L’ex segretario di stato dell’epoca di Ronald Reagan ha anche firmato un editoriale sul Wall Street Journal di giovedì in cui mette in guardia gli Stati Uniti dall’aver fretta di arrivare a un accordo con Teheran. “Chi è ansioso di concludere si vedrà recapitare la propria testa”, scrive il diplomatico che negoziò la non proliferazione nucleare con i sovietici. E spiega: “L’elezione del presidente Hassan Rohani, un ‘moderato’ agli occhi di alcuni, può procurare una leggera apertura. Ma non si deve scommettere su di essa. A questo punto, è la forza sotto forma di sanzioni ciò che sta dando risultati. Come per i negoziati per il Trattato INF [con i sovietici], gli Stati Uniti non devono aver paura di alzare la posta. E poi – continua Shultz – se davvero l’Iran non ha alcuna intenzione di produrre armi nucleari, allora che cessi ogni arricchimento dell’uranio e consenta subito ispezioni internazionali: i materiali nucleari per la produzione di energia a scopi civili e per gli impianti di ricerca sono facilmente reperibili, e da anni vengono offerti all’Iran per questi scopi”. (Da: Times of Israel, 21.11.13)

Il Twitter di Khamenei: «Israele è il sinistro, immondo cane rabbioso della regione»

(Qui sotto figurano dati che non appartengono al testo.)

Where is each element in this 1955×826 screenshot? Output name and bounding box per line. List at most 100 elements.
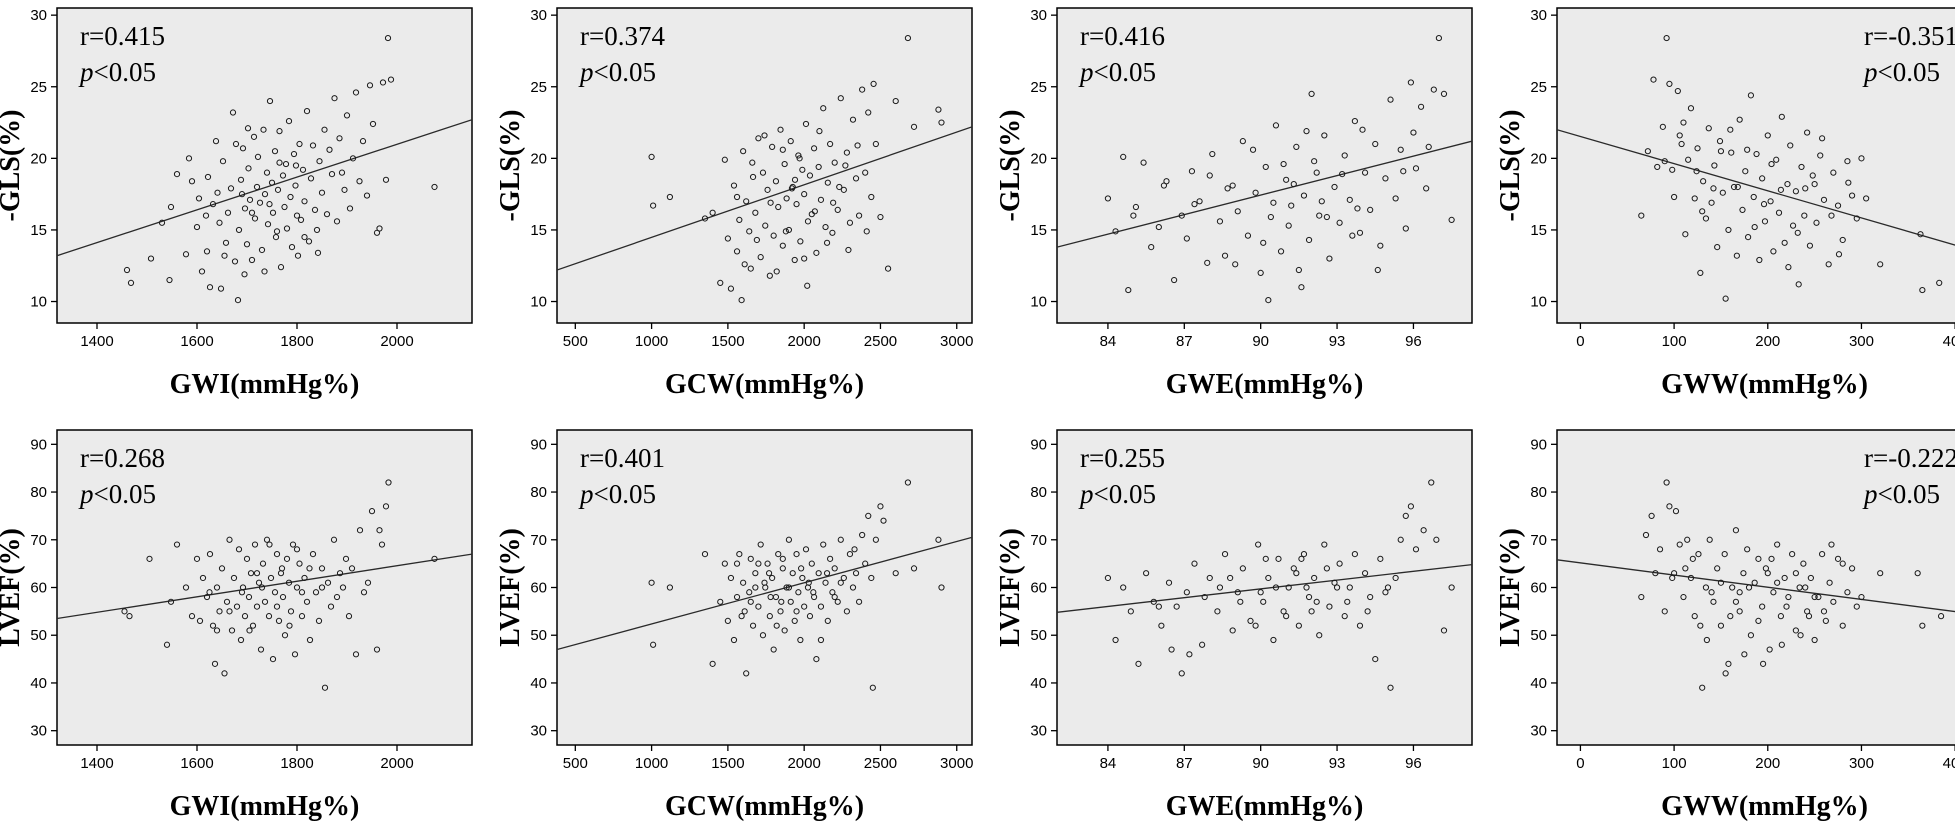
chart-3-point-85 bbox=[1313, 169, 1320, 176]
chart-1-point-82 bbox=[338, 169, 346, 176]
chart-4-point-85 bbox=[1760, 201, 1768, 208]
chart-1-point-24 bbox=[229, 109, 237, 116]
chart-4-p-value: p<0.05 bbox=[1862, 57, 1940, 87]
chart-4-point-83 bbox=[1727, 126, 1734, 133]
chart-7-point-22 bbox=[1260, 598, 1267, 605]
chart-5-point-33 bbox=[253, 603, 261, 610]
chart-8-point-20 bbox=[1714, 565, 1721, 572]
chart-1-point-36 bbox=[251, 215, 259, 222]
chart-3-point-43 bbox=[1356, 229, 1364, 236]
chart-6-point-34 bbox=[787, 598, 794, 605]
chart-5-point-80 bbox=[378, 541, 386, 548]
chart-6-point-13 bbox=[740, 579, 747, 586]
chart-1-point-55 bbox=[282, 160, 290, 168]
chart-8-point-6 bbox=[1663, 479, 1670, 486]
chart-1-point-111 bbox=[266, 201, 273, 208]
chart-8-point-81 bbox=[1759, 660, 1767, 667]
chart-3-plot-area bbox=[1056, 7, 1473, 324]
chart-5-point-90 bbox=[258, 584, 266, 591]
chart-1-point-69 bbox=[307, 175, 315, 182]
chart-7-ytick-label-3: 60 bbox=[1030, 580, 1047, 597]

Un indirizzo Twitter associato alla Guida Suprema iraniana, l’ayatollah Ali Khamenei, ha diffuso giovedì mattina la foto di un’unità cinofila delle Forze di Difesa israeliane ribadendo l’insulto diramato il giorno prima: “Israele è il sinistro, immondo cane rabbioso della regione”. Mercoledì, ricorrendo a un linguaggio che l’analista di affari iraniani Arash Karami ha giudicato più duro del solito, Khamenei aveva dichiarato davanti a decine di migliaia di miliziani Basij che lo stato ebraico è destinato a scomparire e aveva indicato il “regime sionista” come “il cane rabbioso della regione”. Il giorno dopo, a dispetto delle critiche suscitate da tali dichiarazioni, è stato postato questo tweet con le parole di Khamenei sovrapposte alla foto. Già mercoledì, a commento delle reazioni suscitate dalle dichiarazioni della Guida Suprema iraniana, l’indirizzo Twitter aveva diffuso il messaggio: “Sostenere il miserabile #regime sionista sarà un grande disonore per gli europei”. (Da: Times of Israel, 21.11.13)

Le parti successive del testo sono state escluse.